An individual not involved in data collection performed the randomization. A total of 64 participants were randomized into SMT and SMT + ISM groups with a 1:1 allocation ratio. Randomization was conducted using a computer-generated random table, and participants were assigned to one of the two groups through sealed envelopes. All prospective participants who met the eligibility criteria were included in the study.

Blinding

Owing to the nature of the study, it was not feasible to blind the treating therapists or the participants.

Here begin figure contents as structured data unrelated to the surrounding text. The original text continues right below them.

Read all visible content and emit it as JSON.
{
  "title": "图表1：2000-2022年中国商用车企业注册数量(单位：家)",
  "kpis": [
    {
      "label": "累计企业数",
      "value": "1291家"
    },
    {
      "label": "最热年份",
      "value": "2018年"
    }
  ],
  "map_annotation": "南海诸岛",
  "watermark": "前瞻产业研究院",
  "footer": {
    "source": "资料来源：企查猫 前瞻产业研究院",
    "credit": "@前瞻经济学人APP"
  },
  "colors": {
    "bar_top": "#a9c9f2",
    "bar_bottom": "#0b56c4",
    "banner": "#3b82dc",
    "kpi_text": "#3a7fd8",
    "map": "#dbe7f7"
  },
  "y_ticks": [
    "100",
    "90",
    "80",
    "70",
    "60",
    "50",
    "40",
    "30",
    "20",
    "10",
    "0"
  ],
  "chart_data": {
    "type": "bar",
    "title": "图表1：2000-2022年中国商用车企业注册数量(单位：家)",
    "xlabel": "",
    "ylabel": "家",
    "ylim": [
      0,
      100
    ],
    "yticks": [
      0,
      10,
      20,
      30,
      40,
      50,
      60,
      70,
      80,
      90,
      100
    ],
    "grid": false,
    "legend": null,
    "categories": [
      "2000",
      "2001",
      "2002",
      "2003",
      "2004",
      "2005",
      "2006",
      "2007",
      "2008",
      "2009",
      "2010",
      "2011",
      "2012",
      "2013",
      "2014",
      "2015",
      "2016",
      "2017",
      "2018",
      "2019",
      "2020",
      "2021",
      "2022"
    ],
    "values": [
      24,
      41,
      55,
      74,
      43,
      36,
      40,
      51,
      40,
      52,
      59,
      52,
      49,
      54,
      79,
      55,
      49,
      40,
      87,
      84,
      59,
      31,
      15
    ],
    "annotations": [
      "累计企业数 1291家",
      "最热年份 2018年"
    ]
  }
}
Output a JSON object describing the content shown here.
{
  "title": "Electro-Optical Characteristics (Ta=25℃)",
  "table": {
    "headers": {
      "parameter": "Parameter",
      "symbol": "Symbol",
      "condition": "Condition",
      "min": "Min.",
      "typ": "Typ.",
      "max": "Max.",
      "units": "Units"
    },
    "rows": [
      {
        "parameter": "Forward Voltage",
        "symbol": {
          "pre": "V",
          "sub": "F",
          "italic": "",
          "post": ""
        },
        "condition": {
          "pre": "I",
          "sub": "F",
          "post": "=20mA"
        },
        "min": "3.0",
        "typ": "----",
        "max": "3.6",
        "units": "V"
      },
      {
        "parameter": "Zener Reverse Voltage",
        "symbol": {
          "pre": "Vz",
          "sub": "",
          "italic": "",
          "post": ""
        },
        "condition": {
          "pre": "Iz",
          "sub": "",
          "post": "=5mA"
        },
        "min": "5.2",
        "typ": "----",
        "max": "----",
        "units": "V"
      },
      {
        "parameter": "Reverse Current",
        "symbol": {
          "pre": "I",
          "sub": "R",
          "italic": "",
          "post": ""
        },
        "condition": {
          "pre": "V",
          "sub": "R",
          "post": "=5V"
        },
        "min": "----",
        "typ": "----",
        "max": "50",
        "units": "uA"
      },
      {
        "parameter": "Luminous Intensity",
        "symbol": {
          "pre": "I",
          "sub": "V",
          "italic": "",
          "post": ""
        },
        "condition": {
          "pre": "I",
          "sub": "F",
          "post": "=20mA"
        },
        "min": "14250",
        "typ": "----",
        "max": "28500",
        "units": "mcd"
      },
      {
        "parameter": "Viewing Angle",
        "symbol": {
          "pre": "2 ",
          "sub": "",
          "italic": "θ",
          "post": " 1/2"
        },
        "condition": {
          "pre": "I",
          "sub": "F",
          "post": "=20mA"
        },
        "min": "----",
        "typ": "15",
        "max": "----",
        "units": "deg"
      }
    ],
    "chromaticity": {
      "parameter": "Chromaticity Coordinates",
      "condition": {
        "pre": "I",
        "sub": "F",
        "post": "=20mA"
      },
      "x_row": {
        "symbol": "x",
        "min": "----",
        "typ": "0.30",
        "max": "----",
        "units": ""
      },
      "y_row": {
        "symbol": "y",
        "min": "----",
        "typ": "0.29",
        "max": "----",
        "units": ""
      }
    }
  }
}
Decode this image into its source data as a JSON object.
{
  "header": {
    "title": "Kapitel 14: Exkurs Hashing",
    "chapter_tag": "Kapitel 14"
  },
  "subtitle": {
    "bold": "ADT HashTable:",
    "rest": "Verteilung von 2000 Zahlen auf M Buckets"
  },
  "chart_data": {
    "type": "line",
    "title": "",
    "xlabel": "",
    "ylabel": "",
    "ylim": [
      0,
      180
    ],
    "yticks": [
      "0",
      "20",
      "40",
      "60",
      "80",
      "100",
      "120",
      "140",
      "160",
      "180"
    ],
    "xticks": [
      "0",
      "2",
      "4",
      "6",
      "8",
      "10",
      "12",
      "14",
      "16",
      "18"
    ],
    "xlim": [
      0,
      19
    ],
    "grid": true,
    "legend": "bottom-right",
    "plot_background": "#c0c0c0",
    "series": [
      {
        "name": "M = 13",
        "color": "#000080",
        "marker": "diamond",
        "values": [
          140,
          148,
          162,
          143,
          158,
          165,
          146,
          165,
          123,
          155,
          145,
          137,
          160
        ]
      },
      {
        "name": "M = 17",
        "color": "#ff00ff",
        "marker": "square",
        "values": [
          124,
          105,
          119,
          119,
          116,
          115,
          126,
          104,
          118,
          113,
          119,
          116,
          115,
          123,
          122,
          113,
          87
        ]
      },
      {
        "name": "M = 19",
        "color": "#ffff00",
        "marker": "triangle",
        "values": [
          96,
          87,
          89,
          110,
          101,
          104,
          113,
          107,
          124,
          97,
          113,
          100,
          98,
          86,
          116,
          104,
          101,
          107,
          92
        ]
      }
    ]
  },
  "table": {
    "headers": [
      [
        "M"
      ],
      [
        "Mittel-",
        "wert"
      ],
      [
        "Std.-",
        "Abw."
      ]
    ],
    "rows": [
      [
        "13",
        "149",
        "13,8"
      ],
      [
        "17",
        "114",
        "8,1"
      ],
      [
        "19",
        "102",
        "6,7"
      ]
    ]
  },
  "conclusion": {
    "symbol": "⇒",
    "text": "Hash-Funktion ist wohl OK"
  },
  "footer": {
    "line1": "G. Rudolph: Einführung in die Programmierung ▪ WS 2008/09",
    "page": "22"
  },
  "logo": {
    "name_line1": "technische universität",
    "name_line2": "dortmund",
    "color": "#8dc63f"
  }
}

However, the therapists who assessed the outcome variables at baseline, 4 weeks, and 6 months were blinded. The therapist providing treatment and the one measuring outcomes were different individuals. The outcome-measuring therapist remained blinded to the participants’ group allocation throughout the study. Participants were also asked not to discuss their treatment with peers or the outcome-measuring therapist. Additionally, the authors did not have access to information that could identify individual participants during or after data collection.

Statistical Methods

Demographic characteristics of the participants were analyzed to determine the homogeneity of the study using the Kolmogorov–Smirnov test. Outcome data were presented as mean and standard deviation with a 95% confidence interval. The treatment effects at various intervals were analyzed using a 2 × 3 mixed model analysis of variance (ANOVA), with the treatment group (spinal manipulation and spinal manipulation with ISM) and time intervals (baseline, 4 weeks, and 6 months). Repeated measures ANOVA was performed to identify significant differences within the groups. An independent t-test was used for between-group comparisons, with statistical significance set at p < 0.05. All statistical analyses were conducted using SPSS software (version 20.0), SPSS Inc., Chicago, Illinois, USA.